The facts are a litigation-support nightmare: WAPCo disclosed tens of thousands of PDFs to Willbros in a complex international construction dispute, and the production was riddled with process failures — documents disclosed both redacted and unredacted, missed custodians discovered only on re-review, ineffective de-duplication producing many duplicates, poor OCR, and corrupted or missing metadata. Willbros applied for wasted-costs orders to compensate for the time its team had spent untangling the production. Ramsey J granted them: WAPCo was ordered to pay 80% of Willbros's costs of dealing with duplicate copies, 80% of costs of dealing with redacted documents, 50% of the costs of reviewing specific tranches, and a payment on account of £135,000. West African Gas Pipeline, [2012] EWHC 396 (TCC).
The doctrinal point that matters for an in-house counsel reading this from across the Atlantic is that the English courts are willing to monetize sloppy privilege and disclosure work directly as a costs sanction against the producing party, even where the underlying disclosure is not strictly a "waiver" in the FRE 502 sense. Ramsey J distinguished between minor errors (a corrupted filename that can be promptly fixed) and "systematic failures" in de-duplication and redaction, awarding wasted costs only for the latter. The practical implication is the same on both sides of the Atlantic: a producing party that cannot document a defensible privilege workflow pays for it — in waiver in the US, in costs in England.
The case law reduces to a single operational requirement: a producing party needs a documented, repeatable, and testable privilege workflow that a magistrate can examine after the fact. DecoverAI's privilege log generation module is built to that requirement. It runs an AI classifier across every document in the review population, surfaces candidate privileged items with a confidence score and a draft privilege basis, flags documents that touch known attorney custodians or attorney-client domains, and auto-drafts a log entry that an attorney reviews and approves. The audit log captures every decision — who reviewed what, when, on what basis — which is exactly the documentation that Mt. Hawley and Victor Stanley say is missing in the cases that lose.
The categorical-logging workflow contemplated by SEC v. Thrasher is a first-class feature: privileged documents can be grouped into named categories, the category-level description and date range can be drafted once, and the per-document attestation is captured separately for in-camera production if it is ever requested. The combination compresses the per-entry cost of a privilege log from the $5–$15 traditional vendor range into the platform fee, with no per-entry surcharge. In the Tax Credit Investigation case study, this workflow processed 30,000 documents end-to-end — including a complete privilege log — in three days, with a 98% cost reduction relative to the traditional vendor estimate.
The pricing makes the math irreversible. DecoverAI is $60 per gigabyte per month, all-in, with no per-document fees, no per-entry log surcharges, and no contracts.
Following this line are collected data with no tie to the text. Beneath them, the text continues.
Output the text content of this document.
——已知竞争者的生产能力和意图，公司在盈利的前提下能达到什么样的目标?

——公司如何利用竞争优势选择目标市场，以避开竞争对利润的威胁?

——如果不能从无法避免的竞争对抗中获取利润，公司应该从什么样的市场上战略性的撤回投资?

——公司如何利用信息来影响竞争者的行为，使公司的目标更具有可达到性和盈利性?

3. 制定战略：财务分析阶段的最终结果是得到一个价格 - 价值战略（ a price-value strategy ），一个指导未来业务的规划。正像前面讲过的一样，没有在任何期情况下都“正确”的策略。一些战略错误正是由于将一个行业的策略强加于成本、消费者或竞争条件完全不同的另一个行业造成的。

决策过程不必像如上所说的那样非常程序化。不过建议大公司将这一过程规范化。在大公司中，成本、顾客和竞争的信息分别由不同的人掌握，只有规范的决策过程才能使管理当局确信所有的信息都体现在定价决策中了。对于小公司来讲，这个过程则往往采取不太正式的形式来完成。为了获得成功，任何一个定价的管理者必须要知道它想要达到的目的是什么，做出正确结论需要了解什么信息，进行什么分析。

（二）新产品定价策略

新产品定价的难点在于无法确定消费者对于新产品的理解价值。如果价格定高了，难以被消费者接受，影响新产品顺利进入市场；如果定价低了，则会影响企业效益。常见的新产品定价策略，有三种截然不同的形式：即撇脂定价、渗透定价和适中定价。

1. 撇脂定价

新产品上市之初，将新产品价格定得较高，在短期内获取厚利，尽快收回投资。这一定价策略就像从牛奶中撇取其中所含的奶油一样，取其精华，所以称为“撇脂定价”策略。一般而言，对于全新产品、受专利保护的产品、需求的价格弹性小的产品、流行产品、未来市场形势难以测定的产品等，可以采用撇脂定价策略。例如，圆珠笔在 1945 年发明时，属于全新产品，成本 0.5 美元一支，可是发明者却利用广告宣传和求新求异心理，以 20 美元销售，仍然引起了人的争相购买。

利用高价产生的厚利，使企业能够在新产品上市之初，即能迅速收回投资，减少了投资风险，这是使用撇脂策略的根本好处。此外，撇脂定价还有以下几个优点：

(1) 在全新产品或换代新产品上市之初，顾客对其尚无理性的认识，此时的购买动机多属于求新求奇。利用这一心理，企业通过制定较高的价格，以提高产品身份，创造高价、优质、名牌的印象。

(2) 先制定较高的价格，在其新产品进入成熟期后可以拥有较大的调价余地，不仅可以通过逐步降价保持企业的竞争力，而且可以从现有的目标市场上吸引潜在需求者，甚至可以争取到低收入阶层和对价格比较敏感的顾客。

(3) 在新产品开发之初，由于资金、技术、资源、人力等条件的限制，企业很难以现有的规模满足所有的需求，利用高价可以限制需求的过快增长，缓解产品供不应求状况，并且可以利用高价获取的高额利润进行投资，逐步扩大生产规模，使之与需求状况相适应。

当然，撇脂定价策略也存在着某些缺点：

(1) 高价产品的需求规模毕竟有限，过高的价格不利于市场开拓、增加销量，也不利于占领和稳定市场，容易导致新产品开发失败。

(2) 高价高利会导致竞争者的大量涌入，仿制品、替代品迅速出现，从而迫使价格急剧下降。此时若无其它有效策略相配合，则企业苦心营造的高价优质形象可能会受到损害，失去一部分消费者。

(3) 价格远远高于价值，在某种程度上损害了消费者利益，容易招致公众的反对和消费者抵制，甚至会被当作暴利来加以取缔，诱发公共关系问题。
On the same 100 GB / 250,000-document benchmark used in our companion pricing article, the privilege review and log line items collapse from $32,000 in the traditional model to $0 in the all-in model — without sacrificing the documented, sampled, audit-logged workflow that the cases require. Combine that with a properly drafted 502(d) order on the front end and a categorical log on the back end, and the privilege phase of a six-figure document review becomes a defensible, predictable, repeatable line item rather than the part of the matter that nobody can budget for.